The absolute pinnacle was a visit to Salon de The de Joel Robuchon in The Bund. The level of quality for the bread and pastry were simply outstanding and well deserving of the Robuchon brand.

Upon arrival for day one of Bakery China 2019 I was immediately impressed with the venue. The Shanghai New International Exhibition Centre – SNIEC – is a Sino-German joint venture and is very similar to the big German exhibition centres, such as the Messe Munich (the venue for IBA). It is big, like everything in Shanghai, at over 300,000m2 and every inch was in use during the show. Each of the three wings represented a sector with Equipment, Ingredients and Packaging as the key areas.

Walking the equipment halls, you are immediately struck by the sheer number of manufacturers of equipment in China. The quality has risen certainly, but then so too have the prices. Still not European quality nor European pricing but the gaps on both fronts are closing. The main concentration of equipment was towards retail sized equipment, not the bigger industrial equipment. And if course there were a number of locally made items, we saw that looked remarkably like a Euro machine – the bakery version of the copy watch!

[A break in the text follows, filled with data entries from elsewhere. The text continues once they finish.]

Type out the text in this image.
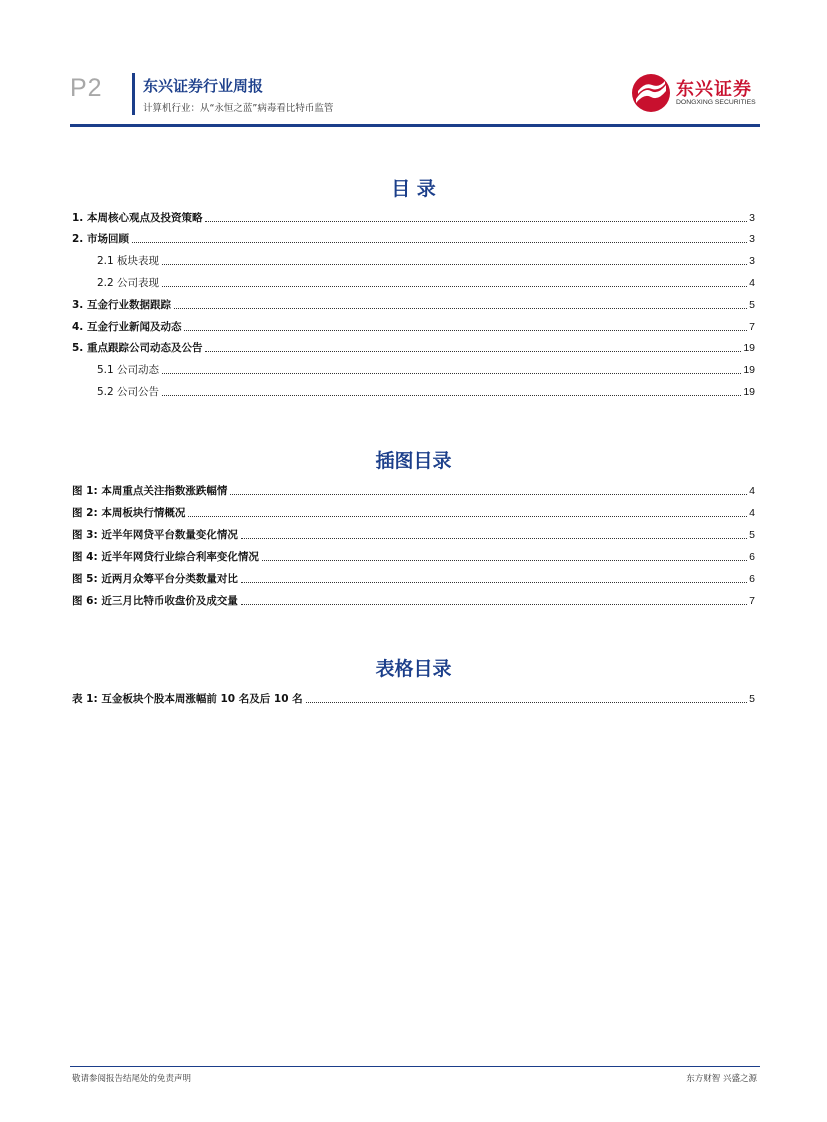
P2	东兴证券行业周报
计算机行业：从“永恒之蓝”病毒看比特币监管
东兴证券
DONGXING SECURITIES
目 录
1. 本周核心观点及投资策略	3
2. 市场回顾	3
2.1 板块表现	3
2.2 公司表现	4
3. 互金行业数据跟踪	5
4. 互金行业新闻及动态	7
5. 重点跟踪公司动态及公告	19
5.1 公司动态	19
5.2 公司公告	19
插图目录
图 1: 本周重点关注指数涨跌幅情	4
图 2: 本周板块行情概况	4
图 3: 近半年网贷平台数量变化情况	5
图 4: 近半年网贷行业综合利率变化情况	6
图 5: 近两月众筹平台分类数量对比	6
图 6: 近三月比特币收盘价及成交量	7
表格目录
表 1: 互金板块个股本周涨幅前 10 名及后 10 名	5
敬请参阅报告结尾处的免责声明	东方财智 兴盛之源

In my opinion, the standard of equipment is not at a level where I would be willing to put our company name on it. For a start, the level of compliance to our safety laws, for machine guarding compliance, food safety compliance and electrical standards are just not there.

What did impress me more were the ingredients halls. There were many companies producing frozen raw product and the standard was a lot higher than I expected. Round billets of frozen dough for egg tarts (what we know as a Portuguese Tart) were very popular. Plus, many other variations of laminated pastry in ready to use frozen portion sizes.  There was a greater emphasis on pastry product over bread product.

Overall, I have come away from Bakery China 2019 very impressed with the enthusiasm for baked product, especially their pastry, the level of knowledge of the participants and consumers and all at a quality that exceeded my expectations. The venue was excellent, the event was well structured and amazing city of Shanghai offered an amazing backdrop to it all.